LL and LLL .com domains may be best choices for Chinese companies
January 19, 2019 (Sat). Recently I posted on LinkedIn the sale of an LLL (letter-letter-letter) .com domain in China. It triggered discussion among my readers and got me into thinking more about the future of acronym domains in China.
The US and China are the largest economies, and a recent Bloomberg article even went so far as to say that "China probably has become the world’s biggest economy". In the minds of Chinese executives, therefore, they'll serve consumers in China first, followed by the US and the rest of the world.
What kinds of brand names do Chinese consumers like? I'd speculate Pinyin words because we see them everywhere, with 2-pin being most popular. The big three in China are 百度(Baidu), 腾讯(Tencent), and 阿里巴巴(Alibaba). The first two are 2-pin and even the 4-pin Alibaba is often shortened as 2-pin "阿里". In other words, names up to 3-pin are preferred and 4-pin is considered a bit long to remember.

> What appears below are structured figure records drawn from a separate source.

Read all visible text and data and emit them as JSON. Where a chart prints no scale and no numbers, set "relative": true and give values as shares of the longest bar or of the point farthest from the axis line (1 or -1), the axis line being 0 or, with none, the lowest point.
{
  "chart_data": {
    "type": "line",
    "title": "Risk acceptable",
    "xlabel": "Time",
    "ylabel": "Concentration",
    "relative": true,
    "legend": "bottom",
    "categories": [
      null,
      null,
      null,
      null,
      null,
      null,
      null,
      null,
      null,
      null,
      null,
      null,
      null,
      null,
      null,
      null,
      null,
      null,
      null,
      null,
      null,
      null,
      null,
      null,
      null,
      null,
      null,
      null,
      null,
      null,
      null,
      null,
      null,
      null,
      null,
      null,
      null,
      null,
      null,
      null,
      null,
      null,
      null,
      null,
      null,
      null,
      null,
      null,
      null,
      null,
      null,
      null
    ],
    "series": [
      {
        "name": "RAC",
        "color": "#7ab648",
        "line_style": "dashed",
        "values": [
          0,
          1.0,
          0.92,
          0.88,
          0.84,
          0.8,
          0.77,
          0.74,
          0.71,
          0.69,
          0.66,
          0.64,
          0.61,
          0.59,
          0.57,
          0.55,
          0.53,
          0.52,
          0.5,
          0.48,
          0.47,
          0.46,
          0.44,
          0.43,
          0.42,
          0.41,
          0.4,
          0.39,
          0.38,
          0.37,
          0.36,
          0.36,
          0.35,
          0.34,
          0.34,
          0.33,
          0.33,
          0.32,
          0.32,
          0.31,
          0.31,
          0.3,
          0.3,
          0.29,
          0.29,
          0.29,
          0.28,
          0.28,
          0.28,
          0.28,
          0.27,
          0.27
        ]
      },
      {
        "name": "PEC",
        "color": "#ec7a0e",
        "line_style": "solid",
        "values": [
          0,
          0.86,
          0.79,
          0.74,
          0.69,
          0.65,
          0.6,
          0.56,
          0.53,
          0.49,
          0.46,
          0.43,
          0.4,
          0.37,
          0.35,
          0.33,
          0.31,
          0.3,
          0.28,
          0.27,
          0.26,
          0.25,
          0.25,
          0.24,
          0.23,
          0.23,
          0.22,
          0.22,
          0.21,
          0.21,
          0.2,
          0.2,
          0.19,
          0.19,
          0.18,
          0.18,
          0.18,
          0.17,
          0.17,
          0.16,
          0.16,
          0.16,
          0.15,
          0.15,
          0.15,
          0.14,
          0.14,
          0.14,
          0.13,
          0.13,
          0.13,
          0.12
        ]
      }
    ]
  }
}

While Pinyin is perfect in China, it becomes a problem outside the country. Many of such brands are difficult to pronounce. For example, Huawei is a global brand but IT World even named it the "most butchered name in technology". See how funny it is in this YouTube video where some Americans on the street are asked to pronounce "Huawei".
How do you bridge language gaps in different markets? My proposal to Chinese companies is acronym for Pinyin. If pronunciation is an issue, rebrand outside China as acronym. Its viability is already well proven, as evidenced in the success of IBM (USA), BMW (Germany), and LG (Korea). Interestingly, Chinese ecommerce giant 京东(Jing Dong) has gone to the extreme, by branding as "JD.com" both inside and outside China. This must be the ultimate in branding, where the digital address of a brand is the brand itself. So, Huawei could have branded itself simply as "HW.com".
In short, LL and LLL .coms may be the best choices for Chinese companies with global aspiration. Acronym solves the language issue and .com remains King both inside and outside China. This is also reflected in my report "Domains used by China’s Top 100 internet companies" posted on industry magazine Domain Name Wire several months ago.